Gary Bauer, an independent broker, said the Case-Shiller report reflects the trend he is seeing and hearing from other Realtors in the Denver-area market.
“Even though it is for the month of June, it is showing exactly what is happening in the marketplace today,” Bauer said.
“Basically, we are not seeing the frenzy we saw earlier this year,” he said. “It has slowed don a bit, but overall, the market is still extremely strong.”
Price appreciation slowdown welcomed
He welcomed a slowdown in appreciation.
“Home affordability is a very big issue,” Bauer said. “We want to see reasonable appreciation and that is what we have.”
The fall market, he predicted, “will be more robust than usual,” although there will be a seasonal slowdown.
Christie Martin, with Metro Brokers, has noticed a pick up in activity in the past week or two, after a lull.
“We definitely saw a decrease in activity,” Martin said. “It seemed like school started earlier this year and with kids going back to school and vacations over,” consumers have focused on buying homes, she said.
“Over the weekend, I just had a crazy number of showings,” on four listings, she said.
She had two showings for a home listed at $955,000 in Arvada, after no activity on it for the past 30 days.
Martin also had a number of showings and received two offers for homes in Denver priced from $205,000 to $260,000.
“I think this fall we are going to stay consistent,” she said. “There is definitely more inventory out there. It’s not going to crazy like it was in the spring and early summer.

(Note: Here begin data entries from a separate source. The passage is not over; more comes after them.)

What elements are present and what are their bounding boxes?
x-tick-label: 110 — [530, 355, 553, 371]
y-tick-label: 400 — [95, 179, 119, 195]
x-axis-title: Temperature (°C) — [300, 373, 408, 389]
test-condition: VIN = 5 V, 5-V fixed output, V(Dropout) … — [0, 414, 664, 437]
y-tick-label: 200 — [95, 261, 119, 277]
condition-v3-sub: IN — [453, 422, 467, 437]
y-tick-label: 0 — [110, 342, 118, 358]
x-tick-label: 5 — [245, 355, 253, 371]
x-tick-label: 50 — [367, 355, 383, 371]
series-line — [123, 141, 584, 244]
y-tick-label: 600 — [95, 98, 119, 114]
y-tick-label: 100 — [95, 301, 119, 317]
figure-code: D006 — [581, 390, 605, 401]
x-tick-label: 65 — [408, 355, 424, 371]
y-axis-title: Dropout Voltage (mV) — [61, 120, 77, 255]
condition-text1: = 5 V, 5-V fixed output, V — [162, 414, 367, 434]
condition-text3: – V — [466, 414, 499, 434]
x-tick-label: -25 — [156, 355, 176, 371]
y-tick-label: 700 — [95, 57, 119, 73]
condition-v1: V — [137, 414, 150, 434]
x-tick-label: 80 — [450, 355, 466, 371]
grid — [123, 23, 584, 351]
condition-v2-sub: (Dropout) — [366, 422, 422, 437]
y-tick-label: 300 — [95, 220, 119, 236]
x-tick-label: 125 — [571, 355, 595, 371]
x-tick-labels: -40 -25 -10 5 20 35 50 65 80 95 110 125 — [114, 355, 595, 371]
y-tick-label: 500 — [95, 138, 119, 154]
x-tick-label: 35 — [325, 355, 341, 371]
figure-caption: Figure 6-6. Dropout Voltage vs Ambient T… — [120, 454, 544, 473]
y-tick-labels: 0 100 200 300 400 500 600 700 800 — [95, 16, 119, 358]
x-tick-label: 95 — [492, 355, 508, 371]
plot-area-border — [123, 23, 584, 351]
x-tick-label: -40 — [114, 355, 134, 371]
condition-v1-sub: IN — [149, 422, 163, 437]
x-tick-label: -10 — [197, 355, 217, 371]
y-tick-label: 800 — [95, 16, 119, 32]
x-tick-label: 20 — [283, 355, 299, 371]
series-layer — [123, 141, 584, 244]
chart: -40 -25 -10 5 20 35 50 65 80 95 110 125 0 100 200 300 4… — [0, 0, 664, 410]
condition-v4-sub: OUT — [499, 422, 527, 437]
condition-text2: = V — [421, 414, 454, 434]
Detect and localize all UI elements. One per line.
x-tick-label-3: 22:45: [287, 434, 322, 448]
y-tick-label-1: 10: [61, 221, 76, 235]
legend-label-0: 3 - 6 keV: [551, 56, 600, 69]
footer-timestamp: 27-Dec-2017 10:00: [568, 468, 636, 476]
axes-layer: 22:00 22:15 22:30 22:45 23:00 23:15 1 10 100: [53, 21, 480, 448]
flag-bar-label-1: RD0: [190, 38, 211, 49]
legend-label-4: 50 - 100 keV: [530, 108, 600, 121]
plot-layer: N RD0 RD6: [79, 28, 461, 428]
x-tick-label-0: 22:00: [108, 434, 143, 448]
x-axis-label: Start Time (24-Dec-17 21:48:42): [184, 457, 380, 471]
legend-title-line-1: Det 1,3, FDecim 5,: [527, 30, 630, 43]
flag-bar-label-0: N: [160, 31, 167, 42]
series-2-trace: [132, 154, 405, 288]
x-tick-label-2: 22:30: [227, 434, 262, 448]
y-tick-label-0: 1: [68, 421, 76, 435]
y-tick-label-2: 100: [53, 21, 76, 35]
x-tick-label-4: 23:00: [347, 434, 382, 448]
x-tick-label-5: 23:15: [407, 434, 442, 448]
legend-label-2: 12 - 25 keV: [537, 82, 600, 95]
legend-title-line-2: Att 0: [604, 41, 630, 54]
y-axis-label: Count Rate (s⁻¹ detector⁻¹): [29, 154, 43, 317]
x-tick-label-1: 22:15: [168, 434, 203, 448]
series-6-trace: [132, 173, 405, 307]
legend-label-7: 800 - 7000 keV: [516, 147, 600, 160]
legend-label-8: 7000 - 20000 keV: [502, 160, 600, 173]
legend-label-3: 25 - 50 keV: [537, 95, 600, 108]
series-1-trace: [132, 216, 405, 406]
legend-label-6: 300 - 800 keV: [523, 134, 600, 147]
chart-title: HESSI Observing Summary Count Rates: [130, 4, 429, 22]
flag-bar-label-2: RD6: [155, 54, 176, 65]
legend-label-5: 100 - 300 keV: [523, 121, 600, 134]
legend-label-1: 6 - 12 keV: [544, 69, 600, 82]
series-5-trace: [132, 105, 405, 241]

But I think that is going to stay steady.”
Demand still outstrips supply
David Simonson, of RE/MAX Professionals, said he has been seeing a steady price increase on a month-over-month basis.
”Inventory is still low enough that we are still seeing demand outstrip the supply,” although it is not as pronounced as it was earlier in the year, he said.
“I’m still finding that when I put a home on the market, I have offers by the time I get to the office,” Simonson said.
“And it’s not just for homes in the $200,000s to $250,000s, but all the way into the $400,000s,” he said.
Buyers, however, are becoming more choosy.
“Buyers are paying a premium and they are not willing to accept a home that is not in tip-top shape and shows well,” Simonson said.
“If they present well, homes are still moving,” he said.
He agrees with Bauer that this fall will likely be more robust than usual, but there is one wildcard: the weather.
“I think it was about eight years ago, when almost weekend it snowed from Halloween all the way to mid-February,” Simonson said.
“That caused a definite dip in sales,” he said.
“I think we are going to have a better than average fall, unless we get an early and harsh winter,” Simonson said.
Nationally, “Home price gains continue to ease as they have since last fall,” said David M. Blitzer, Chairman of the Index Committee at S&P Dow Jones Indices.
“For the first time since February 2008, all cities showed lower annual rates than the previous month,” Blitzer said.
Other housing indicators – starts, existing home sales and builders’ sentiment – are positive. Taken together, these point to a more normal housing sector.
“While all 20 cities saw higher home prices over the last 12 months, all experienced slower gains,” Blitzer continued.
“In San Francisco, the pace of price increases halved since late last summer. The Sun Belt cities – Las Vegas, Phoenix, Miami and Tampa – all remain a third or more below their peak prices set almost a decade ago.”
Mortgage rates also are likely to increase, he said.
“Bargain basement mortgage rates won’t continue forever; recent improvements in the labor markets and comments from Fed chair Janet Yellen and others hint that interest rates could rise as soon as the first quarter of 2015,” Blitzer said.
“Rising mortgage rates won’t send housing into a tailspin, but will further dampen price gains.”